[Frontiers in Bioscience E3, 410-420, January 1, 2011]

Sage components enhance cell death through nuclear factor kappa-B signaling

Sally Joseph Deeb1, Chirine Omar El-Baba1, Saadia Bashir Hassan2, Rolf Lennart Larsson2, Hala Uthman Gali-Muhtasib1

1Department of Biology, American University of Beirut, Beirut, Lebanon. 2Division of Clinical Pharmacology, Department of Medical Sciences, University Hospital, SE-751 85 Uppsala, Sweden

TABLE OF CONTENTS

1. Abstract
2. Introduction
3. Methods
3.1. Cell culture and treatments
3.2. Cell viability and LDH cytotoxicity assay
3.3. Flow cytometric analysis of DNA content
3.4. Annexin V Assay
3.5. Preparation of nuclear extracts
3.6. Electrophoretic mobility shift assay (EMSA) and supershift analysis
3.7. Protein extraction and western blot analysis
3.8. Immunocytochemistry
4. Results
4.1. Ly and Te synergize to cause cell death at non-cytotoxic concentrations

4.2. Ly and Te inhibit nuclear translocation of NF-KB and reduce NF-KB gene products

4.3. Ly and Te inhibit TNF-alpha -induced NF-KB activity and suppress NF-KB-regulated genes
4.4. Ly and Te inhibit DNA-binding activity of NF-KB
4.5. Ly and Te chemosensitize cells exposed to oxaliplatin and 5-FU
5. Discussion
6. Acknowledgements
7. References

1. ABSTRACT

The sage components linalyl acetate (Ly) and alpha-terpineol (Te) exhibit synergistic anti-proliferative effects.
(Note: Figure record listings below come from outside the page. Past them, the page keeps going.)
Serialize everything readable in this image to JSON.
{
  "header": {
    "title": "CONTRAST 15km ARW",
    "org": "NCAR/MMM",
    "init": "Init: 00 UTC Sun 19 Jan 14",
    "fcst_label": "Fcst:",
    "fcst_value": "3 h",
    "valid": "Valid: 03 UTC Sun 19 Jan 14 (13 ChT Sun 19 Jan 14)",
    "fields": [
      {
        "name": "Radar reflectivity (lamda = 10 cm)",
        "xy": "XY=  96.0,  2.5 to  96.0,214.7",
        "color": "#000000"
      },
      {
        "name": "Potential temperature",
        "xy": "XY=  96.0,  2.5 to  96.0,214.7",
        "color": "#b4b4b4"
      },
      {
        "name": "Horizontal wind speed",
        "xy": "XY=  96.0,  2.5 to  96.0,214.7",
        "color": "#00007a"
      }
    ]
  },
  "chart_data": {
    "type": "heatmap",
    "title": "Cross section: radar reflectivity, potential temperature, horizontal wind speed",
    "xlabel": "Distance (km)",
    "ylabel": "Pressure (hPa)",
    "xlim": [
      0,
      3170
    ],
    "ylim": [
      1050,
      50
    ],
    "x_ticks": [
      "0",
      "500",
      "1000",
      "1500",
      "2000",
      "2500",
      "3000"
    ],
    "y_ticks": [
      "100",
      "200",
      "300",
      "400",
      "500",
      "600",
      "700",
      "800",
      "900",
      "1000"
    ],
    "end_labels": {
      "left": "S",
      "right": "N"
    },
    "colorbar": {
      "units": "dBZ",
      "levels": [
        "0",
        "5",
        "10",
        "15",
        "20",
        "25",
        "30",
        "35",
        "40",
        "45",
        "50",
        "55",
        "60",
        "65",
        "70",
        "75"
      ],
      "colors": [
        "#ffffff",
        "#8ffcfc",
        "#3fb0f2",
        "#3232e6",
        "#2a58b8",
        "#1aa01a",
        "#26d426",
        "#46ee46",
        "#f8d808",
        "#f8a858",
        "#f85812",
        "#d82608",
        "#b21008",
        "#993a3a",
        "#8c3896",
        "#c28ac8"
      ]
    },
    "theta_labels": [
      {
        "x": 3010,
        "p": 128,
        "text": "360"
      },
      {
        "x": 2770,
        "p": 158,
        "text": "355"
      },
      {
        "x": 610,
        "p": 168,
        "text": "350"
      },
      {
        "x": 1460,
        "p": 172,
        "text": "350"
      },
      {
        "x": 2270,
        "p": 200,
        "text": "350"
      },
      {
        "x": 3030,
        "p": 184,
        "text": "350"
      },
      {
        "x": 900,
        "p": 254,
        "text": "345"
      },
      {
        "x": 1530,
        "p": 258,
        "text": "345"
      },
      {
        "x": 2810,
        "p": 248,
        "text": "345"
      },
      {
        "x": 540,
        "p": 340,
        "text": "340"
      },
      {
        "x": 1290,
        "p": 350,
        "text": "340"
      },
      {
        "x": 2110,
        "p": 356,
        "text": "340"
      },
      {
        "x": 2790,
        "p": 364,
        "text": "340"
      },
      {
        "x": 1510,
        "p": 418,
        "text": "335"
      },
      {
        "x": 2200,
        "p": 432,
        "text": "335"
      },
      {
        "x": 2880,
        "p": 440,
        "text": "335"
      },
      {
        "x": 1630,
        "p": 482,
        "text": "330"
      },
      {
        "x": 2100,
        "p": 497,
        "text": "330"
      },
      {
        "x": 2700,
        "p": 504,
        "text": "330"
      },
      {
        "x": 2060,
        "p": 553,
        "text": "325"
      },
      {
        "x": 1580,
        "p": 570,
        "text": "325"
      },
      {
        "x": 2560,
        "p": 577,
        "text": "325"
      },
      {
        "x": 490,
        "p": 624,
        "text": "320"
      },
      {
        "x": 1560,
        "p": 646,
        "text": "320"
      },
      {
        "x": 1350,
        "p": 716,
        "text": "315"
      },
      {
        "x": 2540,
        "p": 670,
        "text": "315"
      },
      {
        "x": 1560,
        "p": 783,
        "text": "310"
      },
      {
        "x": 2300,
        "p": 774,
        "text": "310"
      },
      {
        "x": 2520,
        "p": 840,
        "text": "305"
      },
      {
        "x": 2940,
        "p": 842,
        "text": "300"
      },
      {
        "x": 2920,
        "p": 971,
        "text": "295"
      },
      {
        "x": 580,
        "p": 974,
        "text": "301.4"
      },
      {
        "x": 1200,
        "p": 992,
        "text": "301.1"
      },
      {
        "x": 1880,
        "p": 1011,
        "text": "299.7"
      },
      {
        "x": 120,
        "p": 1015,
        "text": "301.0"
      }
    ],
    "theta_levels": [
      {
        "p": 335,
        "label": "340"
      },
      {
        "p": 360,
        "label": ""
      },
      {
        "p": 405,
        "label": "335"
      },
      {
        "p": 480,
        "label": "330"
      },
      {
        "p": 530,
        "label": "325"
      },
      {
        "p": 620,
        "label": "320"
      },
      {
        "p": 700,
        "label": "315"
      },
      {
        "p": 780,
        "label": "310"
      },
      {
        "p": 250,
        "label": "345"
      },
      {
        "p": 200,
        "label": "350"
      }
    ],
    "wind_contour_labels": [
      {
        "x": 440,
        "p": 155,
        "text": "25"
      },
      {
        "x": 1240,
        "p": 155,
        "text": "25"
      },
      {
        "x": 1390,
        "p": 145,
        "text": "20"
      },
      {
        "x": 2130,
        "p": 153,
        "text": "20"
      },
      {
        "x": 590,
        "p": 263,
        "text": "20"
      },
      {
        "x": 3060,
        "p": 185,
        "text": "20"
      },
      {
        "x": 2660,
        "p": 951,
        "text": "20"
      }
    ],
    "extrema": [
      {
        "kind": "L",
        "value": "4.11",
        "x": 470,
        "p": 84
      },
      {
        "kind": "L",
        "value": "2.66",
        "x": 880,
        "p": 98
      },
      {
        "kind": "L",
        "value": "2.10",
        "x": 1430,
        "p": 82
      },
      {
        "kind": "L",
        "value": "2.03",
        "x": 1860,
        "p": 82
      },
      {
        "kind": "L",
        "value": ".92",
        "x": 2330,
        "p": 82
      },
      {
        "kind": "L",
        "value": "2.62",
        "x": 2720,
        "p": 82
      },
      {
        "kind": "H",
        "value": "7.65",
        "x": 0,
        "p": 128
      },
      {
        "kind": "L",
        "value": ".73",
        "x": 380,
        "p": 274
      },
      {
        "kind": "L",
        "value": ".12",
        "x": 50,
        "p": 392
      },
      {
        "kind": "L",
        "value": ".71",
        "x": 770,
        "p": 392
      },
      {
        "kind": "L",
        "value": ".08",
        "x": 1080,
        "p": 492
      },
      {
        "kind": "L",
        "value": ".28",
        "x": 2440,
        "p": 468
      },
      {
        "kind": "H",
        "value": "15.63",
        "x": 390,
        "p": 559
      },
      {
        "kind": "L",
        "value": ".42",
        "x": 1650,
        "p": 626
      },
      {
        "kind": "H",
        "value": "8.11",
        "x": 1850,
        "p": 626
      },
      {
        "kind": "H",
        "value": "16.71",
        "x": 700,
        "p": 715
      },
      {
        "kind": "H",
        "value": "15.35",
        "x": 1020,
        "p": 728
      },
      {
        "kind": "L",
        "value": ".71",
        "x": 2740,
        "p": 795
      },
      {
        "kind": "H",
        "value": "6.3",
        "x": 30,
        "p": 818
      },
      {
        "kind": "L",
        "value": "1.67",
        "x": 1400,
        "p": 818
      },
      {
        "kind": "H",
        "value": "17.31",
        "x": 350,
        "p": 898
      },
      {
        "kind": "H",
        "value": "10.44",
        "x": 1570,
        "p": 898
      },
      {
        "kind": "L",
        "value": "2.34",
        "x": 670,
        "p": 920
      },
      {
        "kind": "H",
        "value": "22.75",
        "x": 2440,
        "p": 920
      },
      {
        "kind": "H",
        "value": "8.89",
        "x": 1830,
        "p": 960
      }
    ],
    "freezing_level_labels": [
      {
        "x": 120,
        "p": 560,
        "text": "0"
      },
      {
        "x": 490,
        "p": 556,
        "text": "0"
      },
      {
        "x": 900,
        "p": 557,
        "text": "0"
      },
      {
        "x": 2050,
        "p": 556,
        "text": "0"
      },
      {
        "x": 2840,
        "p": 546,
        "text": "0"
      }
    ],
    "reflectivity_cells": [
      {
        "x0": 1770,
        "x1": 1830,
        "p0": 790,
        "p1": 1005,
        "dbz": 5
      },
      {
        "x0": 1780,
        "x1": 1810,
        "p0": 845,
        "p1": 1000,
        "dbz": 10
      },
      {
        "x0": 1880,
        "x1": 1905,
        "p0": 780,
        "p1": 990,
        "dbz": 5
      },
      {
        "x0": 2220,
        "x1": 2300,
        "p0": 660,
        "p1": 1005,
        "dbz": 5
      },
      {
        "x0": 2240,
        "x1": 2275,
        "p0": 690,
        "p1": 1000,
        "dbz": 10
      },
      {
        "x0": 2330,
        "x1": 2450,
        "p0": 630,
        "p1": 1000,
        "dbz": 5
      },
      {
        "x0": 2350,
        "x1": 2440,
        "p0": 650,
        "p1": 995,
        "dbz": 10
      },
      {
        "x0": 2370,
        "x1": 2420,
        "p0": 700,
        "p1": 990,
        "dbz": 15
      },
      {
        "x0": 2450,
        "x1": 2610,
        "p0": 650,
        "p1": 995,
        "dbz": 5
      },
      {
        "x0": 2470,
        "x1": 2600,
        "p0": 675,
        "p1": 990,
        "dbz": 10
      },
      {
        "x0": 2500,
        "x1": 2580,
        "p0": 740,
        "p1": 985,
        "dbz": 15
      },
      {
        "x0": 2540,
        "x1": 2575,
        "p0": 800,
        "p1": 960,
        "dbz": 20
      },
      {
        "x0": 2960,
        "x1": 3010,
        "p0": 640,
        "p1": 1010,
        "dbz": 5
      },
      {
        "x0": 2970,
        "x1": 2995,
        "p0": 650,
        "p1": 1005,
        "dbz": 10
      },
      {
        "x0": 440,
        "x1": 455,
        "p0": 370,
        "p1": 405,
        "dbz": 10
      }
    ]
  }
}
We investigated the effects of Ly and Te on NF-KB signaling in HCT-116 colon cancer cells. Ly and Te combinations dose-dependently reduced HCT-116 viability at non-cytotoxic concentrations. Combination treatment induced 30%-60% increase in PreG1 through induction of apoptosis and necrosis. DNA binding assays revealed that combination treatment suppressed both basal and TNF-alpha-induced NF-KB activation. This suppression correlated with the inhibition of p65 nuclear translocation and IKB-alpha degradation. The lack of change in IKK expression levels or inhibition in IKB-alpha phosphorylation suggest the involvement of an IKK-independent mechanism. Ly and Te combination was found to downregulate the expression of NF-KB-regulated antiapoptotic and proliferative gene products. Separate treatments and drug combinations significantly decreased DNA binding activity of NF-KB which led to the potentiation of cell death induced by the colon cancer drugs oxaliplatin and 5-FU. These results indicate that Ly and Te anticancer activities are partly mediated through the suppression of NF-KB activation, suggesting their use in combination with chemotherapeutic agents to induce apoptosis.